In der Diakonie war er 1 x alleine und letzte Woche hatten wir Paargespräch, ohne Effizienz. In seiner Gruppe seien nur Rentner, wir wohnen recht ländlich und so richtig wohl fühlt er sich da nicht. Auf der einen Seite weiß ich nicht, ob das wieder Ausflüchte sind, denn mit der Klinik hatte er vom Rententräger eine ortsnahe Klinik zugesagt bekommen, nach Internetrecherche hat er aber dann eine andere "nicht so knastige" ausgewählt und auch genehmigt bekommen, deswegen auch die Verzögerung.
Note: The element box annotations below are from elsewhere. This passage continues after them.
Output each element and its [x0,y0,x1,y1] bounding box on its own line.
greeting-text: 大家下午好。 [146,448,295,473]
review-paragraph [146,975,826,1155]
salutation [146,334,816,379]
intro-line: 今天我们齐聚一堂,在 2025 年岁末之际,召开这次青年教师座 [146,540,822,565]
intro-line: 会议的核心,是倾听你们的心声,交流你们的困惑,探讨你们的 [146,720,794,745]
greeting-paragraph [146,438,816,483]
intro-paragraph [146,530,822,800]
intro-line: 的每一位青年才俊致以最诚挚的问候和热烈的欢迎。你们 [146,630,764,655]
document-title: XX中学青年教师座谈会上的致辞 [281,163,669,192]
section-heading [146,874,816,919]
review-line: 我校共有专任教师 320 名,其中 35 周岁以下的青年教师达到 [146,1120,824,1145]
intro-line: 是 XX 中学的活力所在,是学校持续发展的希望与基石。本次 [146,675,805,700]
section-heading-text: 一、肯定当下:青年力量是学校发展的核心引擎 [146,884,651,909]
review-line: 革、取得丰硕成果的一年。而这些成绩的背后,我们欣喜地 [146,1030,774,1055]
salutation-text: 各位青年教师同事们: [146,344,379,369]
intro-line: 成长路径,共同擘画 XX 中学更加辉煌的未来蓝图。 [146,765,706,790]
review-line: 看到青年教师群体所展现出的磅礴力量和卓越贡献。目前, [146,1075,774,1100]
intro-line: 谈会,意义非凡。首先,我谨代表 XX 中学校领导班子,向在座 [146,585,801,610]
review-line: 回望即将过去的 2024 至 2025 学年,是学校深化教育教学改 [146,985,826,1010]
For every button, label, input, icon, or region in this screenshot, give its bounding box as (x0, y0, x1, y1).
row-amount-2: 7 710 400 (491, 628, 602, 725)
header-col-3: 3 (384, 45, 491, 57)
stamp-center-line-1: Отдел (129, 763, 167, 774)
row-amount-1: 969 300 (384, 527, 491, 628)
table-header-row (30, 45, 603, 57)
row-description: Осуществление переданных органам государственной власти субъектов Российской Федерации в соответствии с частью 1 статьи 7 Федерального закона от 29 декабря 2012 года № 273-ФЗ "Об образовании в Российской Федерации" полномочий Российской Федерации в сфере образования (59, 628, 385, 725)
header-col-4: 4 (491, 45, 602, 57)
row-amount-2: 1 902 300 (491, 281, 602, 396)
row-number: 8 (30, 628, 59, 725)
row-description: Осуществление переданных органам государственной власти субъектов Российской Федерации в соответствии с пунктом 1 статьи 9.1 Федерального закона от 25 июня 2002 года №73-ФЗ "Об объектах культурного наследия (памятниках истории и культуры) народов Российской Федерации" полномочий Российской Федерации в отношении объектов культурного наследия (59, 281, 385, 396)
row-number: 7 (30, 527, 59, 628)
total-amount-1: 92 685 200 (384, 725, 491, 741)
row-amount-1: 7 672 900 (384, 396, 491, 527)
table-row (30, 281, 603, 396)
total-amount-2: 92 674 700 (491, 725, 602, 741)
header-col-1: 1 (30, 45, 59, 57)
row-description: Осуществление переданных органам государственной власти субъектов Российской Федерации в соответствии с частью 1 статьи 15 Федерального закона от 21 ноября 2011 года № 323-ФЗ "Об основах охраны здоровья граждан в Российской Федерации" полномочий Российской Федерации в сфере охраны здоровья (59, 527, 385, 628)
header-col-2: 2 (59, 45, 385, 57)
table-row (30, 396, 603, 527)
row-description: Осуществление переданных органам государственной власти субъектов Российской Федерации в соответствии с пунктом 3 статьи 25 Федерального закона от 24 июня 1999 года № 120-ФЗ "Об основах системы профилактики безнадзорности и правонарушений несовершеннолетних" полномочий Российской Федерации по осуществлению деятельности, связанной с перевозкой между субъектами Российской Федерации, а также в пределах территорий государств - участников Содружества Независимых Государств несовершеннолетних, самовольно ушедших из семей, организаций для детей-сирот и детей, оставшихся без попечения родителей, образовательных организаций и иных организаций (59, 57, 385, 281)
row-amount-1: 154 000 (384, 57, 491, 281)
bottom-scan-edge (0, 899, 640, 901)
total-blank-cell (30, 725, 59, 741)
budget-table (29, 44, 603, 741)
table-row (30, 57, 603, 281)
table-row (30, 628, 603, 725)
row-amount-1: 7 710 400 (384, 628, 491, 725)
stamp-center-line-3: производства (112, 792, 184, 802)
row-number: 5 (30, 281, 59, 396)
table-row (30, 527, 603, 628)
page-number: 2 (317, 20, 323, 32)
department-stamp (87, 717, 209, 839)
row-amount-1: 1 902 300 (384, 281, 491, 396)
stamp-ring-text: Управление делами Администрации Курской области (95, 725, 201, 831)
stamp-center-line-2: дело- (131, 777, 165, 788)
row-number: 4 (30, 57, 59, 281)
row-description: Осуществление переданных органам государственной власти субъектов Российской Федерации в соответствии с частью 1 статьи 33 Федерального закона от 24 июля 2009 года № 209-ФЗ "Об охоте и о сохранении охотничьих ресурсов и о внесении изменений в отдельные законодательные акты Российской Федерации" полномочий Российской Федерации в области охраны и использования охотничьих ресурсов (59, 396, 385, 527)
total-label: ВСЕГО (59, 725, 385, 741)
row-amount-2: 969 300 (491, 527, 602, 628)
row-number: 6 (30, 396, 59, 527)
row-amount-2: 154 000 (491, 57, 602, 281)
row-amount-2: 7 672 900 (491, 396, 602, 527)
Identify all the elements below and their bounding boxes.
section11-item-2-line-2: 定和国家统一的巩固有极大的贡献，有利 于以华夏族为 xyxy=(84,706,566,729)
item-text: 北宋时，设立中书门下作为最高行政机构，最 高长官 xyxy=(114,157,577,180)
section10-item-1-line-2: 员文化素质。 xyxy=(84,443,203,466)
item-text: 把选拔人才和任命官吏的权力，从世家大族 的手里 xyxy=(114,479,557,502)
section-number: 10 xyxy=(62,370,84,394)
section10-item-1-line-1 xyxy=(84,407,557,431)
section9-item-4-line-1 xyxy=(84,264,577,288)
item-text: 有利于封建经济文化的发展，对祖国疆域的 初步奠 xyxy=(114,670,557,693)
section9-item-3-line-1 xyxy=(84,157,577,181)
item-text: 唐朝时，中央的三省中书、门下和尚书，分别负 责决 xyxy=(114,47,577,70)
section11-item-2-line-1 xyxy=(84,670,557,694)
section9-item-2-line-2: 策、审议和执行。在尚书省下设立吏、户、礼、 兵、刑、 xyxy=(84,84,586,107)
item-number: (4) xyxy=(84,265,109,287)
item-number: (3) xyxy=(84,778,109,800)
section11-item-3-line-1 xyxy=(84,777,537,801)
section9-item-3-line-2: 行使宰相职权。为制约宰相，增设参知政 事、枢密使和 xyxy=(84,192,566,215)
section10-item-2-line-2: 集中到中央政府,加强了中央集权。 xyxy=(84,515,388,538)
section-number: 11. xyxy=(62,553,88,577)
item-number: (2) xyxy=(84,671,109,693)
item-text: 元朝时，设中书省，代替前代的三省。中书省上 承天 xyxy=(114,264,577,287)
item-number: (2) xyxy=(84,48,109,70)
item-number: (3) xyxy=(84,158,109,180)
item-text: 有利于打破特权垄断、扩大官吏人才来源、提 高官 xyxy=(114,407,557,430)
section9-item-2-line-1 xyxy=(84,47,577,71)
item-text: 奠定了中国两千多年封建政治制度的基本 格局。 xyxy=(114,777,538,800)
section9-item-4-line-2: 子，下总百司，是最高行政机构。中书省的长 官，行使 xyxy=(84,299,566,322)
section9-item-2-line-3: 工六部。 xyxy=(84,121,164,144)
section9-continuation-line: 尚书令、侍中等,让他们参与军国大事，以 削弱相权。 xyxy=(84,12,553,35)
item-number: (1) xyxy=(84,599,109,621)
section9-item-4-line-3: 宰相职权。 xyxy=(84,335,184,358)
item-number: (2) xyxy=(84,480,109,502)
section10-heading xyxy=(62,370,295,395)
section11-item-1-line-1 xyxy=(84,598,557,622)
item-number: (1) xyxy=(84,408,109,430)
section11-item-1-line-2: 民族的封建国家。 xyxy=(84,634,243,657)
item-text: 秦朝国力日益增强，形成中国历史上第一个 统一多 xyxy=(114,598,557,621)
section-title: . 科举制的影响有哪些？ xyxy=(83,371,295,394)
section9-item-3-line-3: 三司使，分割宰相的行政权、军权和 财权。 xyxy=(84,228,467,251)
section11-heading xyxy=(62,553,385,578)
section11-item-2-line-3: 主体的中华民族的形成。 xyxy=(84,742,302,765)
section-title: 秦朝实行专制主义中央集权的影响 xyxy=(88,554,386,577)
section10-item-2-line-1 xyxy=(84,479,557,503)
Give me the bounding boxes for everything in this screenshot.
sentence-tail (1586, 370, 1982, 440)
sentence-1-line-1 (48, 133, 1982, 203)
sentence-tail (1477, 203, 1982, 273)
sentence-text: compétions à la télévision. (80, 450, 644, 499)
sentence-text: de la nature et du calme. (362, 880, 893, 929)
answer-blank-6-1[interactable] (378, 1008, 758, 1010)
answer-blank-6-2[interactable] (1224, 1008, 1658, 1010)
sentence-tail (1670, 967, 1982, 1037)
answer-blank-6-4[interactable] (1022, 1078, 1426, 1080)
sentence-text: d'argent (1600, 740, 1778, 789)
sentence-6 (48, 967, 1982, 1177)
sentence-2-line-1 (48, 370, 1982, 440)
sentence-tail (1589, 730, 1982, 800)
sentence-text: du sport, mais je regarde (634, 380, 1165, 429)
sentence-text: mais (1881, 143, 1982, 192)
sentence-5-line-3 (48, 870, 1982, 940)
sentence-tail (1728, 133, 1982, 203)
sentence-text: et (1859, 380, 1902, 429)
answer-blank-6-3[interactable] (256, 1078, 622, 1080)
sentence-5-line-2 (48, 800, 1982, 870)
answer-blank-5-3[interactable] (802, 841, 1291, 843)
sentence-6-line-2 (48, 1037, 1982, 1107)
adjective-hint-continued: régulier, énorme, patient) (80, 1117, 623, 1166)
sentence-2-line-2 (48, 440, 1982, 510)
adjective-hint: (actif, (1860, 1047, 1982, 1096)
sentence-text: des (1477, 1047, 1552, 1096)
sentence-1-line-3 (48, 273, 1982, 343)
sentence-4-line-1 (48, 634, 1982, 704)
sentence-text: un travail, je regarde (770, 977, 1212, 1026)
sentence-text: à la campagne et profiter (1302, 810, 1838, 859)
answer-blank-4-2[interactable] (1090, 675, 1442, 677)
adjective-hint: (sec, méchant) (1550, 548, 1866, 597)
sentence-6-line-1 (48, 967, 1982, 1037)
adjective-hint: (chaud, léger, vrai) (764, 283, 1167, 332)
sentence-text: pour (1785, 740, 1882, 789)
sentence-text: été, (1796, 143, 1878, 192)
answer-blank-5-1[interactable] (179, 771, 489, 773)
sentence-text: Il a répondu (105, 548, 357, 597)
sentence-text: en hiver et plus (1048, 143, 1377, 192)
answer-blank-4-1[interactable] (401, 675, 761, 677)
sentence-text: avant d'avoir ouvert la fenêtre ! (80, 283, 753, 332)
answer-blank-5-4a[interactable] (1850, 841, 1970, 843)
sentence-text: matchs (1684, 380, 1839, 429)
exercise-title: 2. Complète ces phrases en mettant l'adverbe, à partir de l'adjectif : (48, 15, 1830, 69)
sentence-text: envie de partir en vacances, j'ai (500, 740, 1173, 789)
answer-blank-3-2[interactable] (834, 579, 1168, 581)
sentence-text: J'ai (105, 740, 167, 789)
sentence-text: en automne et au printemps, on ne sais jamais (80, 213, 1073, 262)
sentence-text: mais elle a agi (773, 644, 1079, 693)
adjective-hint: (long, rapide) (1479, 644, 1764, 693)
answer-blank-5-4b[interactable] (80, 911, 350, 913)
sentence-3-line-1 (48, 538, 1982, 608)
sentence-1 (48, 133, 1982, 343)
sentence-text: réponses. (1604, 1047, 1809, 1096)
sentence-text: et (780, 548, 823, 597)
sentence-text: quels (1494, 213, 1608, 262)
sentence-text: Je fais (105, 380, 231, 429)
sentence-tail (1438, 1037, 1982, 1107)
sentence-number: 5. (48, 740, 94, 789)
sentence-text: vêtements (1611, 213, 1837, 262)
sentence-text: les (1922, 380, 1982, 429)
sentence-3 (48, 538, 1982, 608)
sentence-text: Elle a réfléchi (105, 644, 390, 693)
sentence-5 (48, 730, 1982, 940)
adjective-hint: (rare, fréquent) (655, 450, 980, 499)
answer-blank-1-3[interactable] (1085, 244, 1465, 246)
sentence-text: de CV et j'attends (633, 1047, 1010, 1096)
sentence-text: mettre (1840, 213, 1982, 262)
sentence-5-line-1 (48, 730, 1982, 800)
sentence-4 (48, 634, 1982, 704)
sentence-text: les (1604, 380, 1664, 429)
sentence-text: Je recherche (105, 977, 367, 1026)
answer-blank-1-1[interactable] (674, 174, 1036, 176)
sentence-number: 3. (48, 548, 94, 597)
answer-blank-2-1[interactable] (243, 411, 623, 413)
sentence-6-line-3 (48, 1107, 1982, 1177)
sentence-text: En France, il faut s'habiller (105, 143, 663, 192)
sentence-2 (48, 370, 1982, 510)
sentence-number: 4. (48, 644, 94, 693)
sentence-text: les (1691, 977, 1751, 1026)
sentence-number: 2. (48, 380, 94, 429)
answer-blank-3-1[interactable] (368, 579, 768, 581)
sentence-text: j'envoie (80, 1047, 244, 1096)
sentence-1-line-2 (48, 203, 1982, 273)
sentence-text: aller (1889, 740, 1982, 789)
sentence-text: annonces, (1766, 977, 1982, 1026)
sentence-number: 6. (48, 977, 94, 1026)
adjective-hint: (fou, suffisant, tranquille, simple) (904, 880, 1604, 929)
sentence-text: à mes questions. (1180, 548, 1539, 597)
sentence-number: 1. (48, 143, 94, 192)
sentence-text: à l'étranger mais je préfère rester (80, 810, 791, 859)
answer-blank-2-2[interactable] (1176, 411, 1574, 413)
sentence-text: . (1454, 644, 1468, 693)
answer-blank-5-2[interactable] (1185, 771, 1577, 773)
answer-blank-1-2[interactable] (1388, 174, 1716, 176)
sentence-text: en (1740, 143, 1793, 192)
In der Diakonie hat er sich nicht über seinen Rückfall geäußert, daß kam dann erst in der Paartherapie auf den Tisch. Mir verspricht er, daß er aufhören will und wir das schaffen. Wenn er nicht schon die erste Entgiftung und die LZT hinter sich gebracht hätte, würde ich sagen, ja ja, quak quak, jetzt reicht es mir endgültig aber nachdem wir diese Zeit, die ich (vielleicht liegt hier der Haken, ICH habe scheinbar nur "erpreßt", er hat mitgemacht ohne es wirklich zu wollen, aber kann ich auch nicht glauben, denn an dem Morgen, als ich ihn ins Krankenhaus gefahren habe, dachte ich, ich kriege ihn garnicht heil dort hin. Im Rollstuhl habe ich ihn reingefahren und im Auto sitzend .... der ganze Körper hat gezittert). Dann im KH im Bett liegend, kurzes Aufsetzen ging garnicht, sofort Kreislauf. An diesen Morgen denke ich wirklich mit Angst und Schrecken und möchte es nie wieder erleben). Aber er sagt selbst, er kann nicht mehr, er mache seinen Körper kaputt, er verstehe sich und seinen Kopf selbst nicht und auf meine Frage, was er denn denkt, wenn er die Flasche aus dem Regal nimmt, sie an der Kasse bezahlt und irgendwann an den Mund setzt, kommt nur Achselzucken. Meine Logik, wenn ich das doch nicht will, lass ich das doch, greift nicht. Während der LZT war er mit Einkaufen betraut und hat mir ganz stolz berichtet, daß er ohne mit der Wimper zu zucken an den Alk-Regalen vorbeigehen könne.
Ichhatte mir schon ausgemalt, in Zukunft alle Einkäufe allein zu tätigen und war echt erleichtert, das zu hören und es klang so einfach und ich dachte da, mensch, warum haben wir das nicht schon viel eher in Angriff genommen. Die vielen schönen Jahre. Mein erster Gedanke nach dem Rückfall war "hier zu Hause oder ich persönlich muß ja wirklich so was von schlimm und unausstehlich sein, daß er nach 4 Monaten in Therapie ohne Alkohol wieder zur Flasche greift etc.". Er hat mir dann gesagt, daß habe überhaupt nichts mit mir zu tun, er könne es nicht erklären und verstehe es selbst nicht.
Ich weiß überhaupt nichts mehr. Mir kreisen die Gedanken und ich kann überhaupt nicht abschalten.
Oh wei, es ist es ein Roman geworden und ich hoffe, ich nerve nicht. Aber ich merke, es tut ungemein gut, sich alles von der Seele zu schreiben, auch wenn ich jetzt noch keinen Schritt weiter bin und mit Schrecken an morgen bzw. nachher denke, was ich denn dann mache.